The first year I taught high school art, I wasn’t a newbie. I’d been a commercial artist for years, and for years before and after that stint, I’d taught art through a city recreation program and in elementary schools.
Late in the last century, I was hired as the middle and high school art teacher in an elite, brand new K through 12 private school. The first year opened with inspiring fanfare but the founders weren’t as ready as they should have been. There weren’t enough classrooms to accommodate all the students, an itchy fact that would take several years to correct. Sharing space meant every classroom was in use full time. Accommodation for the art program became even more inventive. Not ideal but necessary.
That first year my high school students shared an art studio with the elementary art teacher and her students, a very bad marriage as you can imagine. There are the little ones, 6 or 7-year-olds, wiggly kids happily smearing paint all over the place, sometimes on their papers. There am I at the opposite end of the studio, trying to convince my 14 and 15-year-olds that art creation must be preceded by contemplation, inquiry, and attention to process. All they wanted to do was smear paint all over each other, and sometimes they did.
If you listen to children, you know their vernacular is different every week as they turn the meaning of language on its head, always with the provocative intent of making us, their parents and teachers, as miserably uncomfortable as they can. They steal words imaginatively used in songs and videos and apply them to their lives. Fat becomes “phat” and means something entirely different from its homophone. I hate being reminded I’m fat, but tell me I’m phat, and I’m pleased to be excellent.
As soon as we adults catch on, they’re off, leaving us in a language vacuum, using some other word or phrase in another secret code, enjoying the anonymity of their activity until we figure it out. They call me fat again and mean it as the insult. They chortle as we let the door slam on our way out. It always hits us in the butt. The proverbial butt, of course.
The freshman class remained the high school pioneers for four years. They were the freshmen when there were no sophomores, then the sophomores but not yet any juniors, etc. No one to temper them with the pranks that older high school kids play on younger ones, helping to keep them in check – a bit.
Four years in which indulged children demanded glory just for being present and rarely agreed to do anything we wanted them to do. Rarely agreed even to do what was fun and creative.
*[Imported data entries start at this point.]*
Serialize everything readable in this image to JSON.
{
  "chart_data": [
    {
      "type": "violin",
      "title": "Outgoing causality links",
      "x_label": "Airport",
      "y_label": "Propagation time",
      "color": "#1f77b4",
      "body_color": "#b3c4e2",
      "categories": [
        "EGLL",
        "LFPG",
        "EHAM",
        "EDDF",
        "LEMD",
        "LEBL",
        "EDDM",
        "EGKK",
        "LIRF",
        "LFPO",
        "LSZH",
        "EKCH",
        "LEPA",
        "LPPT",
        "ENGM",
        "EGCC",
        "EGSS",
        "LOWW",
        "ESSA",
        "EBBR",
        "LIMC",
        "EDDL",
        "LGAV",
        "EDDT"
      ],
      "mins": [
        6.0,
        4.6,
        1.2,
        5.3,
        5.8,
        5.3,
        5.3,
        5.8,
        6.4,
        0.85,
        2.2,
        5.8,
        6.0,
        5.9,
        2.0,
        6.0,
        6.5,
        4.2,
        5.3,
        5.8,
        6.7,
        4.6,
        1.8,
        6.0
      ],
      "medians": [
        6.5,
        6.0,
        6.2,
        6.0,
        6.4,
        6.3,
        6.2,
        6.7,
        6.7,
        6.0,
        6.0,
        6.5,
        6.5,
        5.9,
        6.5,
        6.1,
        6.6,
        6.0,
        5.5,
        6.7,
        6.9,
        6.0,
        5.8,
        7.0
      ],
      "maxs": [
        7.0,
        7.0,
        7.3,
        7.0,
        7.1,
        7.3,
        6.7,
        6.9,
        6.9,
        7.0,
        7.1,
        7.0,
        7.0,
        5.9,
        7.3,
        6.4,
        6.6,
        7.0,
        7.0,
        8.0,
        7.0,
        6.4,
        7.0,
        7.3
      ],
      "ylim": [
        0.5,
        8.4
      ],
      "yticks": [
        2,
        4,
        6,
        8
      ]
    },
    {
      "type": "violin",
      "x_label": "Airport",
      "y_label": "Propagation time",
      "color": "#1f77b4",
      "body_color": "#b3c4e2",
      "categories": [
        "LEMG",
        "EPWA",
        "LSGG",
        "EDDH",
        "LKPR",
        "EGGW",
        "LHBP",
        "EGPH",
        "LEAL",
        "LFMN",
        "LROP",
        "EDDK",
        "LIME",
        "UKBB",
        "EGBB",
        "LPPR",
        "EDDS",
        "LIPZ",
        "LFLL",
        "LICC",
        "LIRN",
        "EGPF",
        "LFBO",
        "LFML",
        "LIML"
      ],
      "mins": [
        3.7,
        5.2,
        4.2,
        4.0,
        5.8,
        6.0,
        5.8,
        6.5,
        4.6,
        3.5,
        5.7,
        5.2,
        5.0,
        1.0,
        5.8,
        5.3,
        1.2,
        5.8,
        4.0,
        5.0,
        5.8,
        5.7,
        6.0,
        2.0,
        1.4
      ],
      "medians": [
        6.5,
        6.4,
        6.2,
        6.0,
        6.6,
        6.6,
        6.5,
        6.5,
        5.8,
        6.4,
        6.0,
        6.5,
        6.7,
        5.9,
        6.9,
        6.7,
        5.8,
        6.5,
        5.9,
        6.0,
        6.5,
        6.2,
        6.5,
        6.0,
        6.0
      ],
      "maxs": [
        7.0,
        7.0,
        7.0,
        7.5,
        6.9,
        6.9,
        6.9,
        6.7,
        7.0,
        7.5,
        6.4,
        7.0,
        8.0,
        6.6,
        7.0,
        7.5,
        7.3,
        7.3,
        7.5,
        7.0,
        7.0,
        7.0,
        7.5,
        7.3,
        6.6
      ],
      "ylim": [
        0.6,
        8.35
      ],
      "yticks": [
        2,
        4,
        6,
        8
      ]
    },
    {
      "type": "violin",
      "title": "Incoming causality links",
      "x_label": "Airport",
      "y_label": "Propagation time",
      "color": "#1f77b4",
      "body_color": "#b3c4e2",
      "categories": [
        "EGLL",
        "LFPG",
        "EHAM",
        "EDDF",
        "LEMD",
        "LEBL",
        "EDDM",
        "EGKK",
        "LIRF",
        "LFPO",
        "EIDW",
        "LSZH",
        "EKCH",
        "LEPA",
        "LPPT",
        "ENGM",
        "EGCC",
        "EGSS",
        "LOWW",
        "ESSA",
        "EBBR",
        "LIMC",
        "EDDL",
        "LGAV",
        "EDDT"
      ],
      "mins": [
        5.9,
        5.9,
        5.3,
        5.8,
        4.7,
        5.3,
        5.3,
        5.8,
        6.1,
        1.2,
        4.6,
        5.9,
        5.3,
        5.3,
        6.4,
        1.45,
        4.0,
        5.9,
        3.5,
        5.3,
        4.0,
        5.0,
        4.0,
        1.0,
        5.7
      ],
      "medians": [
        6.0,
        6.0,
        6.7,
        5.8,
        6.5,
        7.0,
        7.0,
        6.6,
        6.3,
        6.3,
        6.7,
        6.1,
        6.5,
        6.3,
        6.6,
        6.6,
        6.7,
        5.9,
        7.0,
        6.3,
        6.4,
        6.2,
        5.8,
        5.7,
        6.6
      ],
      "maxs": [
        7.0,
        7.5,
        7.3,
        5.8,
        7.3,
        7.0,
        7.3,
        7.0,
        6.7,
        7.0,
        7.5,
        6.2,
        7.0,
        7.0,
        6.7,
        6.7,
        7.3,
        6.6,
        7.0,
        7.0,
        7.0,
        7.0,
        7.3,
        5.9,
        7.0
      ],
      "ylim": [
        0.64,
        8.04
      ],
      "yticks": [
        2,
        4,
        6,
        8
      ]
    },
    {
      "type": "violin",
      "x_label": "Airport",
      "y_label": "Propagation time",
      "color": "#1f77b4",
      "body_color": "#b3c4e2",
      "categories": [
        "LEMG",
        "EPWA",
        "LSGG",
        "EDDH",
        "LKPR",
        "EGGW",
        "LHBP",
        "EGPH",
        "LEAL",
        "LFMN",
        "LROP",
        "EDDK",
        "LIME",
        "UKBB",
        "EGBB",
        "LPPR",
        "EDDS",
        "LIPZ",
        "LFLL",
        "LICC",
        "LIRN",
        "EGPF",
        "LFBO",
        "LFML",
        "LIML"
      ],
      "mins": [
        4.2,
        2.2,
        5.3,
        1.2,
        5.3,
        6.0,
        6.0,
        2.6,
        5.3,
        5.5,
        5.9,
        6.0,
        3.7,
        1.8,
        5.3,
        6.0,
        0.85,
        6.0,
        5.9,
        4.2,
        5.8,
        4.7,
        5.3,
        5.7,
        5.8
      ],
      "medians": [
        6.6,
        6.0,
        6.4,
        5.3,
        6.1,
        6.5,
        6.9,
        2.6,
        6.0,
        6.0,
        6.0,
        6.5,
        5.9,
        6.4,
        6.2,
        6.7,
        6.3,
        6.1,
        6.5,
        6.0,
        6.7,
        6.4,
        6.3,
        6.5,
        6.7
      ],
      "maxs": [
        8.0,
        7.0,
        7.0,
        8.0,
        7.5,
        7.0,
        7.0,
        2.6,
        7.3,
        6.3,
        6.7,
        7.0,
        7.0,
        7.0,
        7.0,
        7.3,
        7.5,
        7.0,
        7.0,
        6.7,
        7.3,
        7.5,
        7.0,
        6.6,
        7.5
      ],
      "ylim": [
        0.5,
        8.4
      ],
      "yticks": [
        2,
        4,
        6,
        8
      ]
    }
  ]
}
I suffered as much testing in my art class as the beleaguered teachers who taught history and advanced math. Tripping teachers was much fun for them. We finally graduated the inaugural bunch of them and sent them off to college campuses where they discovered the world didn’t spin on the orbits they thought they created.
I have a thing with language. An English major, I speak and write a bit more formally than most. Friends who read early drafts of my books tell me that no one talks like my characters. I revise to write contractions, choose ordinary words, and make common dialogue mistakes. “She and I went shopping,” becomes “Her and I went shopping.” Ugh, but fair enough if I want my stories to sound like they’re not peopled by English scholars of the 19th century. Even if my hand hurts writing such language indignities.
You would think someone who’d worked with kids for so many years wouldn’t make so many errors with language. You may know that a teen who “throws shade” just insulted someone. That one who says, “I’m weak,” is falling on the floor laughing. I only mention all this to set up what happened in my first high school art class.
The class was top loaded with gangly, energetic boys and flirty, imperious girls. Inquisitive, talented students I loved working with. Rich children who vacationed in Paris and Israel, skied at Aspen, surfed in Hawaii, sailed past icebergs in Alaska, and drove brand new cars at sixteen. (More expensive cars than mine.) After too many long moments where I tried to get them to stop talking and start their projects, I would finally say, “Get busy.” Which brought a round of hoots and promises to do exactly that. Sadly, it took me far too long to realize my mistake.
“Get busy” meant to have sex. And “being busy” meant the act was already in play – thankfully not in my class.
I taught art well. Our graduates came back from their first semester of college to tell me they finally understood why I taught the demanding art curriculum they’d mastered. In college art classes they were the stars. Talented, yes, and prepared to think, inquire, and apply skills.
They also taught me a thing or two. I may have majored in English, but I didn’t know everything about language until I taught my first high school students.